Что касается уже упомянутой приятельницы, то он сперва видит то, что вокруг. Представляет полную утреннего света занавеску и неожиданно четкие очертания предметов.
Как это говорится в предписании ГОЗНАКа? «Глаза осветить как на фотографии № 1». На сей раз свет был не люминесцентный и резкий, а чуть притушенный, идущий изнутри.
В книге рассказывается история главного героя, который сталкивается с различными проблемами и препятствиями на протяжении всего своего путешествия. По пути он встречает множество второстепенных персонажей, которые играют важные роли в истории. Благодаря опыту главного героя книга исследует такие темы, как любовь, потеря, надежда и стойкость. По мере того, как главный герой преодолевает свои трудности, он усваивает ценные уроки жизни и растет как личность.
Александр Семенович Ласкин родился в 1955 году. Историк, прозаик, доктор культурологии, профессор Санкт-Петербургского университета культуры и искусств. Член СП. Автор девяти книг, в том числе: “Ангел, летящий на велосипеде” (СПб., 2002), “Долгое путешествие с Дягилевыми” (Екатеринбург, 2003), “Гоголь-моголь” (М., 2006), “Время, назад!” (М., 2008). Печатался в журналах “Звезда”, “Нева”, “Ballet Review”, “Петербургский театральный журнал”, “Балтийские сезоны” и др. Автор сценария документального фильма “Новый год в конце века” (“Ленфильм”, 2000)
Около пятидесяти лет петербургский прозаик, драматург, сценарист Семен Ласкин (1930–2005) вел дневник. Двадцать четыре тетради вместили в себя огромное количество лиц и событий. Есть здесь «сквозные» герои, проходящие почти через все записи, – В. Аксенов, Г. Гор, И. Авербах, Д. Гранин, а есть встречи, не имевшие продолжения, но запомнившиеся навсегда, – с А. Ахматовой, И. Эренбургом, В. Кавериным. Всю жизнь Ласкин увлекался живописью, и рассказы о дружбе с петербургскими художниками А. Самохваловым, П. Кондратьевым, Р. Фрумаком, И. Зисманом образуют здесь отдельный сюжет.

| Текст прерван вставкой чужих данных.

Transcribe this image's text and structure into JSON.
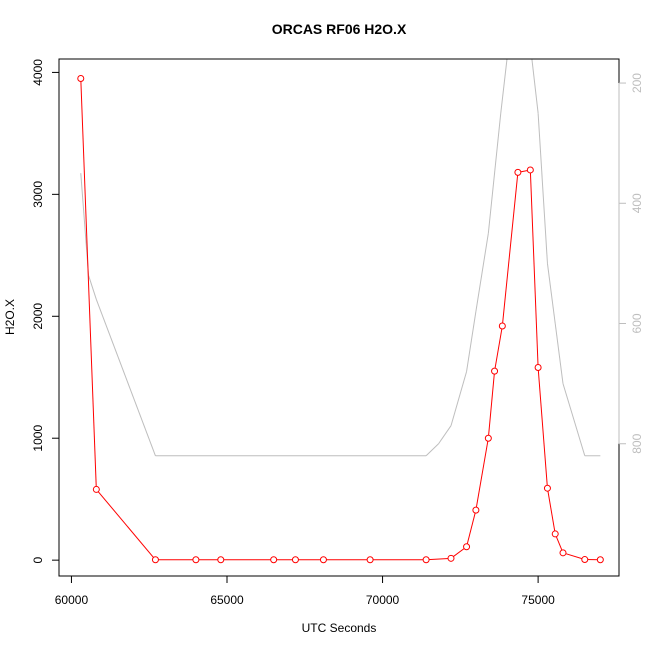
{
  "chart_data": {
    "type": "line",
    "title": "ORCAS RF06 H2O.X",
    "xlabel": "UTC Seconds",
    "ylabel": "H2O.X",
    "xlim": [
      59600,
      77600
    ],
    "ylim": [
      -130,
      4110
    ],
    "y2lim": [
      160,
      1020
    ],
    "y2_reversed": true,
    "grid": false,
    "x_ticks": [
      60000,
      65000,
      70000,
      75000
    ],
    "y_ticks": [
      0,
      1000,
      2000,
      3000,
      4000
    ],
    "y2_ticks": [
      200,
      400,
      600,
      800
    ],
    "series": [
      {
        "color": "#ff0000",
        "markers": "open-circle",
        "axis": "left",
        "x": [
          60300,
          60800,
          62700,
          64000,
          64800,
          66500,
          67200,
          68100,
          69600,
          71400,
          72200,
          72700,
          73000,
          73400,
          73600,
          73850,
          74350,
          74750,
          75000,
          75300,
          75550,
          75800,
          76500,
          77000
        ],
        "y": [
          3950,
          580,
          3,
          3,
          3,
          3,
          3,
          3,
          3,
          3,
          15,
          110,
          410,
          1000,
          1550,
          1920,
          3180,
          3200,
          1580,
          590,
          215,
          60,
          5,
          3
        ]
      },
      {
        "color": "#bebebe",
        "markers": "none",
        "axis": "right",
        "x": [
          60300,
          60550,
          60800,
          62700,
          71400,
          71800,
          72200,
          72700,
          73000,
          73400,
          73800,
          74000,
          74800,
          75000,
          75300,
          75550,
          75800,
          76500,
          77000
        ],
        "y": [
          350,
          520,
          560,
          820,
          820,
          800,
          770,
          680,
          580,
          450,
          250,
          160,
          160,
          250,
          500,
          600,
          700,
          820,
          820
        ]
      }
    ]
  }
}
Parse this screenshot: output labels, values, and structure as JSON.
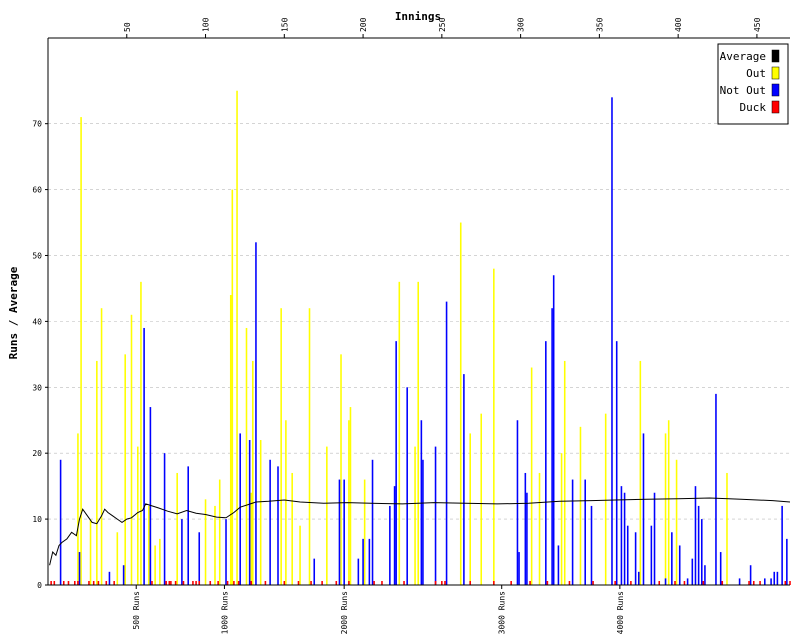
{
  "chart_data": {
    "type": "bar",
    "title": "",
    "xlabel": "Innings",
    "ylabel": "Runs / Average",
    "xlim": [
      0,
      471
    ],
    "ylim": [
      0,
      83
    ],
    "x_ticks": [
      50,
      100,
      150,
      200,
      250,
      300,
      350,
      400,
      450
    ],
    "y_ticks": [
      0,
      10,
      20,
      30,
      40,
      50,
      60,
      70
    ],
    "grid": true,
    "legend_position": "top-right",
    "colors": {
      "average": "#000000",
      "out": "#ffff00",
      "not_out": "#0000ff",
      "duck": "#ff0000"
    },
    "legend": {
      "average": "Average",
      "out": "Out",
      "not_out": "Not Out",
      "duck": "Duck"
    },
    "milestones": [
      {
        "label": "500 Runs",
        "innings": 56
      },
      {
        "label": "1000 Runs",
        "innings": 112
      },
      {
        "label": "2000 Runs",
        "innings": 188
      },
      {
        "label": "3000 Runs",
        "innings": 288
      },
      {
        "label": "4000 Runs",
        "innings": 363
      }
    ],
    "not_out_bars": [
      {
        "innings": 8,
        "runs": 19
      },
      {
        "innings": 20,
        "runs": 5
      },
      {
        "innings": 39,
        "runs": 2
      },
      {
        "innings": 48,
        "runs": 3
      },
      {
        "innings": 61,
        "runs": 39
      },
      {
        "innings": 65,
        "runs": 27
      },
      {
        "innings": 74,
        "runs": 20
      },
      {
        "innings": 85,
        "runs": 10
      },
      {
        "innings": 89,
        "runs": 18
      },
      {
        "innings": 96,
        "runs": 8
      },
      {
        "innings": 113,
        "runs": 10
      },
      {
        "innings": 122,
        "runs": 23
      },
      {
        "innings": 128,
        "runs": 22
      },
      {
        "innings": 132,
        "runs": 52
      },
      {
        "innings": 141,
        "runs": 19
      },
      {
        "innings": 146,
        "runs": 18
      },
      {
        "innings": 169,
        "runs": 4
      },
      {
        "innings": 185,
        "runs": 16
      },
      {
        "innings": 188,
        "runs": 16
      },
      {
        "innings": 197,
        "runs": 4
      },
      {
        "innings": 200,
        "runs": 7
      },
      {
        "innings": 204,
        "runs": 7
      },
      {
        "innings": 206,
        "runs": 19
      },
      {
        "innings": 217,
        "runs": 12
      },
      {
        "innings": 220,
        "runs": 15
      },
      {
        "innings": 221,
        "runs": 37
      },
      {
        "innings": 228,
        "runs": 30
      },
      {
        "innings": 237,
        "runs": 25
      },
      {
        "innings": 238,
        "runs": 19
      },
      {
        "innings": 246,
        "runs": 21
      },
      {
        "innings": 253,
        "runs": 43
      },
      {
        "innings": 264,
        "runs": 32
      },
      {
        "innings": 298,
        "runs": 25
      },
      {
        "innings": 299,
        "runs": 5
      },
      {
        "innings": 303,
        "runs": 17
      },
      {
        "innings": 304,
        "runs": 14
      },
      {
        "innings": 316,
        "runs": 37
      },
      {
        "innings": 320,
        "runs": 42
      },
      {
        "innings": 321,
        "runs": 47
      },
      {
        "innings": 324,
        "runs": 6
      },
      {
        "innings": 333,
        "runs": 16
      },
      {
        "innings": 341,
        "runs": 16
      },
      {
        "innings": 345,
        "runs": 12
      },
      {
        "innings": 358,
        "runs": 74
      },
      {
        "innings": 361,
        "runs": 37
      },
      {
        "innings": 364,
        "runs": 15
      },
      {
        "innings": 366,
        "runs": 14
      },
      {
        "innings": 368,
        "runs": 9
      },
      {
        "innings": 373,
        "runs": 8
      },
      {
        "innings": 375,
        "runs": 2
      },
      {
        "innings": 378,
        "runs": 23
      },
      {
        "innings": 383,
        "runs": 9
      },
      {
        "innings": 385,
        "runs": 14
      },
      {
        "innings": 392,
        "runs": 1
      },
      {
        "innings": 396,
        "runs": 8
      },
      {
        "innings": 401,
        "runs": 6
      },
      {
        "innings": 406,
        "runs": 1
      },
      {
        "innings": 409,
        "runs": 4
      },
      {
        "innings": 411,
        "runs": 15
      },
      {
        "innings": 413,
        "runs": 12
      },
      {
        "innings": 415,
        "runs": 10
      },
      {
        "innings": 417,
        "runs": 3
      },
      {
        "innings": 424,
        "runs": 29
      },
      {
        "innings": 427,
        "runs": 5
      },
      {
        "innings": 439,
        "runs": 1
      },
      {
        "innings": 446,
        "runs": 3
      },
      {
        "innings": 455,
        "runs": 1
      },
      {
        "innings": 459,
        "runs": 1
      },
      {
        "innings": 461,
        "runs": 2
      },
      {
        "innings": 463,
        "runs": 2
      },
      {
        "innings": 466,
        "runs": 12
      },
      {
        "innings": 469,
        "runs": 7
      }
    ],
    "out_bars": [
      {
        "innings": 19,
        "runs": 23
      },
      {
        "innings": 21,
        "runs": 71
      },
      {
        "innings": 27,
        "runs": 10
      },
      {
        "innings": 31,
        "runs": 34
      },
      {
        "innings": 34,
        "runs": 42
      },
      {
        "innings": 44,
        "runs": 8
      },
      {
        "innings": 49,
        "runs": 35
      },
      {
        "innings": 53,
        "runs": 41
      },
      {
        "innings": 57,
        "runs": 21
      },
      {
        "innings": 59,
        "runs": 46
      },
      {
        "innings": 64,
        "runs": 12
      },
      {
        "innings": 68,
        "runs": 6
      },
      {
        "innings": 71,
        "runs": 7
      },
      {
        "innings": 82,
        "runs": 17
      },
      {
        "innings": 100,
        "runs": 13
      },
      {
        "innings": 106,
        "runs": 12
      },
      {
        "innings": 109,
        "runs": 16
      },
      {
        "innings": 116,
        "runs": 44
      },
      {
        "innings": 117,
        "runs": 60
      },
      {
        "innings": 120,
        "runs": 75
      },
      {
        "innings": 126,
        "runs": 39
      },
      {
        "innings": 129,
        "runs": 14
      },
      {
        "innings": 130,
        "runs": 34
      },
      {
        "innings": 135,
        "runs": 22
      },
      {
        "innings": 148,
        "runs": 42
      },
      {
        "innings": 151,
        "runs": 25
      },
      {
        "innings": 155,
        "runs": 17
      },
      {
        "innings": 160,
        "runs": 9
      },
      {
        "innings": 166,
        "runs": 42
      },
      {
        "innings": 177,
        "runs": 21
      },
      {
        "innings": 186,
        "runs": 35
      },
      {
        "innings": 191,
        "runs": 25
      },
      {
        "innings": 192,
        "runs": 27
      },
      {
        "innings": 201,
        "runs": 16
      },
      {
        "innings": 223,
        "runs": 46
      },
      {
        "innings": 233,
        "runs": 21
      },
      {
        "innings": 235,
        "runs": 46
      },
      {
        "innings": 262,
        "runs": 55
      },
      {
        "innings": 268,
        "runs": 23
      },
      {
        "innings": 275,
        "runs": 26
      },
      {
        "innings": 283,
        "runs": 48
      },
      {
        "innings": 307,
        "runs": 33
      },
      {
        "innings": 312,
        "runs": 17
      },
      {
        "innings": 326,
        "runs": 20
      },
      {
        "innings": 328,
        "runs": 34
      },
      {
        "innings": 338,
        "runs": 24
      },
      {
        "innings": 354,
        "runs": 26
      },
      {
        "innings": 376,
        "runs": 34
      },
      {
        "innings": 392,
        "runs": 23
      },
      {
        "innings": 394,
        "runs": 25
      },
      {
        "innings": 399,
        "runs": 19
      },
      {
        "innings": 431,
        "runs": 17
      }
    ],
    "duck_innings": [
      2,
      4,
      10,
      13,
      17,
      19,
      26,
      29,
      32,
      37,
      42,
      66,
      75,
      77,
      78,
      81,
      86,
      92,
      94,
      96,
      103,
      108,
      114,
      118,
      121,
      129,
      138,
      150,
      159,
      167,
      174,
      183,
      191,
      207,
      212,
      226,
      246,
      250,
      252,
      268,
      283,
      294,
      306,
      317,
      331,
      346,
      360,
      370,
      388,
      398,
      404,
      416,
      428,
      445,
      448,
      452,
      468,
      471
    ],
    "average_series": [
      {
        "innings": 1,
        "avg": 3
      },
      {
        "innings": 3,
        "avg": 5
      },
      {
        "innings": 5,
        "avg": 4.5
      },
      {
        "innings": 7,
        "avg": 6
      },
      {
        "innings": 9,
        "avg": 6.5
      },
      {
        "innings": 12,
        "avg": 7
      },
      {
        "innings": 15,
        "avg": 8
      },
      {
        "innings": 18,
        "avg": 7.5
      },
      {
        "innings": 20,
        "avg": 10
      },
      {
        "innings": 22,
        "avg": 11.5
      },
      {
        "innings": 25,
        "avg": 10.5
      },
      {
        "innings": 28,
        "avg": 9.5
      },
      {
        "innings": 31,
        "avg": 9.3
      },
      {
        "innings": 34,
        "avg": 10.5
      },
      {
        "innings": 36,
        "avg": 11.5
      },
      {
        "innings": 38,
        "avg": 11
      },
      {
        "innings": 41,
        "avg": 10.5
      },
      {
        "innings": 44,
        "avg": 10
      },
      {
        "innings": 47,
        "avg": 9.5
      },
      {
        "innings": 50,
        "avg": 10
      },
      {
        "innings": 53,
        "avg": 10.2
      },
      {
        "innings": 57,
        "avg": 11
      },
      {
        "innings": 60,
        "avg": 11.3
      },
      {
        "innings": 62,
        "avg": 12.3
      },
      {
        "innings": 66,
        "avg": 12
      },
      {
        "innings": 70,
        "avg": 11.7
      },
      {
        "innings": 76,
        "avg": 11.2
      },
      {
        "innings": 82,
        "avg": 10.8
      },
      {
        "innings": 88,
        "avg": 11.3
      },
      {
        "innings": 94,
        "avg": 10.9
      },
      {
        "innings": 100,
        "avg": 10.7
      },
      {
        "innings": 107,
        "avg": 10.3
      },
      {
        "innings": 113,
        "avg": 10.2
      },
      {
        "innings": 118,
        "avg": 11
      },
      {
        "innings": 122,
        "avg": 11.8
      },
      {
        "innings": 127,
        "avg": 12.2
      },
      {
        "innings": 132,
        "avg": 12.6
      },
      {
        "innings": 140,
        "avg": 12.7
      },
      {
        "innings": 150,
        "avg": 12.9
      },
      {
        "innings": 160,
        "avg": 12.6
      },
      {
        "innings": 175,
        "avg": 12.4
      },
      {
        "innings": 190,
        "avg": 12.5
      },
      {
        "innings": 205,
        "avg": 12.4
      },
      {
        "innings": 225,
        "avg": 12.3
      },
      {
        "innings": 245,
        "avg": 12.5
      },
      {
        "innings": 265,
        "avg": 12.4
      },
      {
        "innings": 285,
        "avg": 12.3
      },
      {
        "innings": 305,
        "avg": 12.4
      },
      {
        "innings": 325,
        "avg": 12.7
      },
      {
        "innings": 345,
        "avg": 12.8
      },
      {
        "innings": 360,
        "avg": 12.9
      },
      {
        "innings": 380,
        "avg": 13
      },
      {
        "innings": 400,
        "avg": 13.1
      },
      {
        "innings": 420,
        "avg": 13.2
      },
      {
        "innings": 440,
        "avg": 13
      },
      {
        "innings": 460,
        "avg": 12.8
      },
      {
        "innings": 471,
        "avg": 12.6
      }
    ]
  }
}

Петербургский писатель и ученый Александр Ласкин предлагает свой взгляд на Петербург-Ленинград двадцатого столетия – история (в том числе, и история культуры) прошлого века открывается ему через судьбу казалась бы рядовой петербурженки Зои Борисовны Томашевской (1922–2010). Ее биография буквально переполнена удивительными событиями. Это была необычайно насыщенная жизнь – впрочем, какой еще может быть жизнь рядом с Ахматовой, Зощенко и Бродским?
Череванский Владимир Павлович (1836–1914) – государственный деятель и писатель. Сделал блестящую карьеру, вершиной которой было назначение членом госсовета по департаменту государственной экономии. Литературную деятельность начал в 1858 г. с рассказов и очерков, напечатанных во многих столичных журналах. Впоследствии написал немало романов и повестей, в которых зарекомендовал себя хорошим рассказчиком. Также публиковал много передовых статей по экономическим и другим вопросам и ряд фельетонов под псевдонимами «В.
В книге рассказывается история главного героя, который сталкивается с различными проблемами и препятствиями на протяжении всего своего путешествия. По пути он встречает множество второстепенных персонажей, которые играют важные роли в истории. Благодаря опыту главного героя книга исследует такие темы, как любовь, потеря, надежда и стойкость. По мере того, как главный герой преодолевает свои трудности, он усваивает ценные уроки жизни и растет как личность.
В основе хроники «Два года из жизни Андрея Ромашова» лежат действительные события, происходившие в городе Симбирске (теперь Ульяновск) в трудные первые годы становления Советской власти и гражданской войны. Один из авторов повести — непосредственный очевидец и участник этих событий.
Отряд красноармейцев объезжает ближайшие от Знаменки села, вылавливая участников белогвардейского мятежа. Случайно попавшая в руки командира отряда Головина записка, указывает место, где скрывается Степан Золотарев, известный своей жестокостью главарь белых…
В книге рассказывается история главного героя, который сталкивается с различными проблемами и препятствиями на протяжении всего своего путешествия. По пути он встречает множество второстепенных персонажей, которые играют важные роли в истории. Благодаря опыту главного героя книга исследует такие темы, как любовь, потеря, надежда и стойкость. По мере того, как главный герой преодолевает свои трудности, он усваивает ценные уроки жизни и растет как личность.